- Film poster
- Directed by: Taylor Olson
- Written by: Taylor Olson
- Based on: Bone Cage by Catherine Banks
- Produced by: Melani Wood
- Starring: Taylor Olson; Amy Groening; Christian Murray;
- Cinematography: Kevin A. Fraser
- Edited by: Shawn Beckwith
- Music by: Terry Ahearn; James O'Toole;
- Production companies: Afro Viking Pictures; Bone Cage Productions; Telefilm Canada; The Talent Fund;
- Distributed by: Levelfilm
- Release date: September 17, 2020 (FIN);
- Running time: 89 minutes
- Country: Canada
- Language: English

= Bone Cage =

2020 Canadian film directed by Taylor Olson

Bone Cage is a 2020 Canadian drama film written and directed by Taylor Olson. Adapted from play of the same name by Catherine Banks, the film stars Olson as Jamie, a forestry worker whose ethical conflicts about participating in clearcutting, but having no options to leave the job, are beginning to affect his personal relationships, and Amy Groening as Chicky, his sister who has placed her own dreams of leaving town in search of something better on hold to stay and care for their ailing father Clarence (Christian Murray).
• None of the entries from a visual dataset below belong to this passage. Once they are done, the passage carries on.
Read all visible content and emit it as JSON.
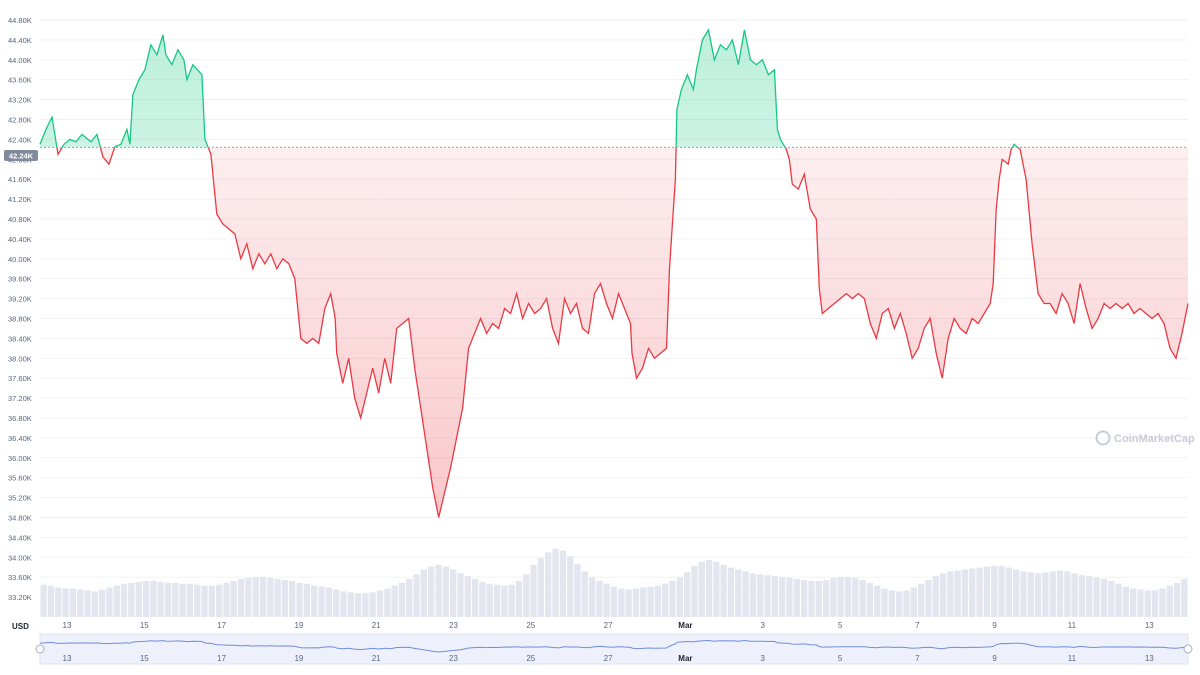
{
  "chart_data": {
    "type": "area",
    "currency": "USD",
    "current_price_label": "42.24K",
    "reference_price": 42240,
    "ylim": [
      32800,
      45000
    ],
    "yticks": [
      "33.20K",
      "33.60K",
      "34.00K",
      "34.40K",
      "34.80K",
      "35.20K",
      "35.60K",
      "36.00K",
      "36.40K",
      "36.80K",
      "37.20K",
      "37.60K",
      "38.00K",
      "38.40K",
      "38.80K",
      "39.20K",
      "39.60K",
      "40.00K",
      "40.40K",
      "40.80K",
      "41.20K",
      "41.60K",
      "42.00K",
      "42.40K",
      "42.80K",
      "43.20K",
      "43.60K",
      "44.00K",
      "44.40K",
      "44.80K"
    ],
    "ytick_values": [
      33200,
      33600,
      34000,
      34400,
      34800,
      35200,
      35600,
      36000,
      36400,
      36800,
      37200,
      37600,
      38000,
      38400,
      38800,
      39200,
      39600,
      40000,
      40400,
      40800,
      41200,
      41600,
      42000,
      42400,
      42800,
      43200,
      43600,
      44000,
      44400,
      44800
    ],
    "xticks": [
      "13",
      "15",
      "17",
      "19",
      "21",
      "23",
      "25",
      "27",
      "Mar",
      "3",
      "5",
      "7",
      "9",
      "11",
      "13"
    ],
    "xtick_days": [
      13,
      15,
      17,
      19,
      21,
      23,
      25,
      27,
      29,
      31,
      33,
      35,
      37,
      39,
      41
    ],
    "xrange_days": [
      12.1,
      42.4
    ],
    "x_unit_note_hidden": false,
    "series": [
      {
        "values": [
          [
            12.1,
            42300
          ],
          [
            12.3,
            42600
          ],
          [
            12.5,
            42850
          ],
          [
            12.7,
            42100
          ],
          [
            12.9,
            42300
          ],
          [
            13.1,
            42400
          ],
          [
            13.3,
            42350
          ],
          [
            13.5,
            42500
          ],
          [
            13.8,
            42350
          ],
          [
            14.0,
            42500
          ],
          [
            14.2,
            42050
          ],
          [
            14.4,
            41900
          ],
          [
            14.6,
            42250
          ],
          [
            14.8,
            42300
          ],
          [
            15.0,
            42600
          ],
          [
            15.1,
            42300
          ],
          [
            15.2,
            43300
          ],
          [
            15.4,
            43600
          ],
          [
            15.6,
            43800
          ],
          [
            15.8,
            44300
          ],
          [
            16.0,
            44100
          ],
          [
            16.2,
            44500
          ],
          [
            16.3,
            44100
          ],
          [
            16.5,
            43900
          ],
          [
            16.7,
            44200
          ],
          [
            16.9,
            44000
          ],
          [
            17.0,
            43600
          ],
          [
            17.2,
            43900
          ],
          [
            17.5,
            43700
          ],
          [
            17.6,
            42400
          ],
          [
            17.8,
            42100
          ],
          [
            18.0,
            40900
          ],
          [
            18.2,
            40700
          ],
          [
            18.4,
            40600
          ],
          [
            18.6,
            40500
          ],
          [
            18.8,
            40000
          ],
          [
            19.0,
            40300
          ],
          [
            19.2,
            39800
          ],
          [
            19.4,
            40100
          ],
          [
            19.6,
            39900
          ],
          [
            19.8,
            40100
          ],
          [
            20.0,
            39800
          ],
          [
            20.2,
            40000
          ],
          [
            20.4,
            39900
          ],
          [
            20.6,
            39600
          ],
          [
            20.8,
            38400
          ],
          [
            21.0,
            38300
          ],
          [
            21.2,
            38400
          ],
          [
            21.4,
            38300
          ],
          [
            21.6,
            39000
          ],
          [
            21.8,
            39300
          ],
          [
            21.95,
            38800
          ],
          [
            22.0,
            38100
          ],
          [
            22.2,
            37500
          ],
          [
            22.4,
            38000
          ],
          [
            22.6,
            37200
          ],
          [
            22.8,
            36800
          ],
          [
            23.0,
            37300
          ],
          [
            23.2,
            37800
          ],
          [
            23.4,
            37300
          ],
          [
            23.6,
            38000
          ],
          [
            23.8,
            37500
          ],
          [
            24.0,
            38600
          ],
          [
            24.2,
            38700
          ],
          [
            24.4,
            38800
          ],
          [
            24.6,
            37800
          ],
          [
            24.8,
            37000
          ],
          [
            25.0,
            36200
          ],
          [
            25.2,
            35400
          ],
          [
            25.4,
            34800
          ],
          [
            25.6,
            35300
          ],
          [
            25.8,
            35800
          ],
          [
            26.0,
            36400
          ],
          [
            26.2,
            37000
          ],
          [
            26.4,
            38200
          ],
          [
            26.6,
            38500
          ],
          [
            26.8,
            38800
          ],
          [
            27.0,
            38500
          ],
          [
            27.2,
            38700
          ],
          [
            27.4,
            38600
          ],
          [
            27.6,
            39000
          ],
          [
            27.8,
            38900
          ],
          [
            28.0,
            39300
          ],
          [
            28.2,
            38800
          ],
          [
            28.4,
            39100
          ],
          [
            28.6,
            38900
          ],
          [
            28.8,
            39000
          ],
          [
            29.0,
            39200
          ],
          [
            29.2,
            38600
          ],
          [
            29.4,
            38300
          ],
          [
            29.6,
            39200
          ],
          [
            29.8,
            38900
          ],
          [
            30.0,
            39100
          ],
          [
            30.2,
            38600
          ],
          [
            30.4,
            38500
          ],
          [
            30.6,
            39300
          ],
          [
            30.8,
            39500
          ],
          [
            31.0,
            39100
          ],
          [
            31.2,
            38800
          ],
          [
            31.4,
            39300
          ],
          [
            31.6,
            39000
          ],
          [
            31.8,
            38700
          ],
          [
            31.85,
            38100
          ],
          [
            32.0,
            37600
          ],
          [
            32.2,
            37800
          ],
          [
            32.4,
            38200
          ],
          [
            32.6,
            38000
          ],
          [
            32.8,
            38100
          ],
          [
            33.0,
            38200
          ],
          [
            33.1,
            39800
          ],
          [
            33.2,
            40700
          ],
          [
            33.3,
            41600
          ],
          [
            33.35,
            43000
          ],
          [
            33.5,
            43400
          ],
          [
            33.7,
            43700
          ],
          [
            33.9,
            43400
          ],
          [
            34.0,
            43800
          ],
          [
            34.2,
            44400
          ],
          [
            34.4,
            44600
          ],
          [
            34.6,
            44000
          ],
          [
            34.8,
            44300
          ],
          [
            35.0,
            44200
          ],
          [
            35.2,
            44400
          ],
          [
            35.4,
            43900
          ],
          [
            35.6,
            44600
          ],
          [
            35.8,
            44000
          ],
          [
            36.0,
            43900
          ],
          [
            36.2,
            44000
          ],
          [
            36.4,
            43700
          ],
          [
            36.6,
            43800
          ],
          [
            36.7,
            42600
          ],
          [
            36.8,
            42400
          ],
          [
            37.0,
            42200
          ],
          [
            37.1,
            42000
          ],
          [
            37.2,
            41500
          ],
          [
            37.4,
            41400
          ],
          [
            37.6,
            41700
          ],
          [
            37.8,
            41000
          ],
          [
            38.0,
            40800
          ],
          [
            38.1,
            39400
          ],
          [
            38.2,
            38900
          ],
          [
            38.4,
            39000
          ],
          [
            38.6,
            39100
          ],
          [
            38.8,
            39200
          ],
          [
            39.0,
            39300
          ],
          [
            39.2,
            39200
          ],
          [
            39.4,
            39300
          ],
          [
            39.6,
            39200
          ],
          [
            39.8,
            38700
          ],
          [
            40.0,
            38400
          ],
          [
            40.2,
            38900
          ],
          [
            40.4,
            39000
          ],
          [
            40.6,
            38600
          ],
          [
            40.8,
            38900
          ],
          [
            41.0,
            38500
          ],
          [
            41.2,
            38000
          ],
          [
            41.4,
            38200
          ],
          [
            41.6,
            38600
          ],
          [
            41.8,
            38800
          ],
          [
            42.0,
            38100
          ],
          [
            42.2,
            37600
          ],
          [
            42.4,
            38400
          ],
          [
            42.6,
            38800
          ],
          [
            42.8,
            38600
          ],
          [
            43.0,
            38500
          ],
          [
            43.2,
            38800
          ],
          [
            43.4,
            38700
          ],
          [
            43.6,
            38900
          ],
          [
            43.8,
            39100
          ],
          [
            43.9,
            39500
          ],
          [
            44.0,
            41000
          ],
          [
            44.1,
            41600
          ],
          [
            44.2,
            42000
          ],
          [
            44.4,
            41900
          ],
          [
            44.5,
            42200
          ],
          [
            44.6,
            42300
          ],
          [
            44.8,
            42200
          ],
          [
            45.0,
            41600
          ],
          [
            45.2,
            40300
          ],
          [
            45.4,
            39300
          ],
          [
            45.6,
            39100
          ],
          [
            45.8,
            39100
          ],
          [
            46.0,
            38900
          ],
          [
            46.2,
            39300
          ],
          [
            46.4,
            39100
          ],
          [
            46.6,
            38700
          ],
          [
            46.8,
            39500
          ],
          [
            47.0,
            39000
          ],
          [
            47.2,
            38600
          ],
          [
            47.4,
            38800
          ],
          [
            47.6,
            39100
          ],
          [
            47.8,
            39000
          ],
          [
            48.0,
            39100
          ],
          [
            48.2,
            39000
          ],
          [
            48.4,
            39100
          ],
          [
            48.6,
            38900
          ],
          [
            48.8,
            39000
          ],
          [
            49.0,
            38900
          ],
          [
            49.2,
            38800
          ],
          [
            49.4,
            38900
          ],
          [
            49.6,
            38700
          ],
          [
            49.8,
            38200
          ],
          [
            50.0,
            38000
          ],
          [
            50.2,
            38500
          ],
          [
            50.4,
            39100
          ]
        ]
      }
    ],
    "volume": [
      0.34,
      0.33,
      0.31,
      0.3,
      0.3,
      0.29,
      0.28,
      0.27,
      0.29,
      0.31,
      0.33,
      0.35,
      0.36,
      0.37,
      0.38,
      0.38,
      0.37,
      0.36,
      0.36,
      0.35,
      0.35,
      0.34,
      0.33,
      0.33,
      0.34,
      0.36,
      0.38,
      0.4,
      0.41,
      0.42,
      0.42,
      0.41,
      0.4,
      0.39,
      0.38,
      0.36,
      0.35,
      0.33,
      0.32,
      0.31,
      0.29,
      0.27,
      0.26,
      0.25,
      0.25,
      0.26,
      0.28,
      0.3,
      0.33,
      0.36,
      0.4,
      0.45,
      0.5,
      0.53,
      0.55,
      0.53,
      0.5,
      0.46,
      0.43,
      0.4,
      0.37,
      0.35,
      0.34,
      0.33,
      0.34,
      0.38,
      0.45,
      0.55,
      0.62,
      0.68,
      0.72,
      0.7,
      0.64,
      0.56,
      0.48,
      0.42,
      0.38,
      0.35,
      0.32,
      0.3,
      0.29,
      0.3,
      0.31,
      0.32,
      0.33,
      0.35,
      0.38,
      0.42,
      0.47,
      0.54,
      0.58,
      0.6,
      0.58,
      0.55,
      0.52,
      0.5,
      0.48,
      0.46,
      0.45,
      0.44,
      0.43,
      0.42,
      0.41,
      0.4,
      0.39,
      0.38,
      0.38,
      0.39,
      0.41,
      0.42,
      0.42,
      0.41,
      0.39,
      0.36,
      0.33,
      0.3,
      0.28,
      0.27,
      0.28,
      0.31,
      0.35,
      0.39,
      0.43,
      0.46,
      0.48,
      0.49,
      0.5,
      0.51,
      0.52,
      0.53,
      0.54,
      0.54,
      0.52,
      0.5,
      0.48,
      0.47,
      0.46,
      0.47,
      0.48,
      0.49,
      0.48,
      0.46,
      0.44,
      0.43,
      0.42,
      0.4,
      0.38,
      0.35,
      0.32,
      0.3,
      0.29,
      0.28,
      0.28,
      0.3,
      0.33,
      0.36,
      0.4
    ],
    "watermark": "CoinMarketCap"
  }
}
The film's cast also includes Ursula Calder as Jamie's fiancée Krista, Sam Vigneault as Jamie's best friend and Krista's brother Kevin, and David Rossetti as Chicky's married lover Reg, as well as Stephanie MacDonald, Reid Price, Sebastien Labelle, Ann-Marie Kerr, Bob Mann, Monte Murray, Jacob Sampson and Thom Payne.

The film premiered on September 17, 2020, at the FIN Atlantic Film Festival, where it won the awards for Best Atlantic Feature, Best Atlantic Director, Best Atlantic Screenplay and Best Atlantic Cinematography.

The film received two Canadian Screen Award nominations at the 9th Canadian Screen Awards in 2021, for Best Supporting Actress (Groening) and Best Adapted Screenplay (Olson).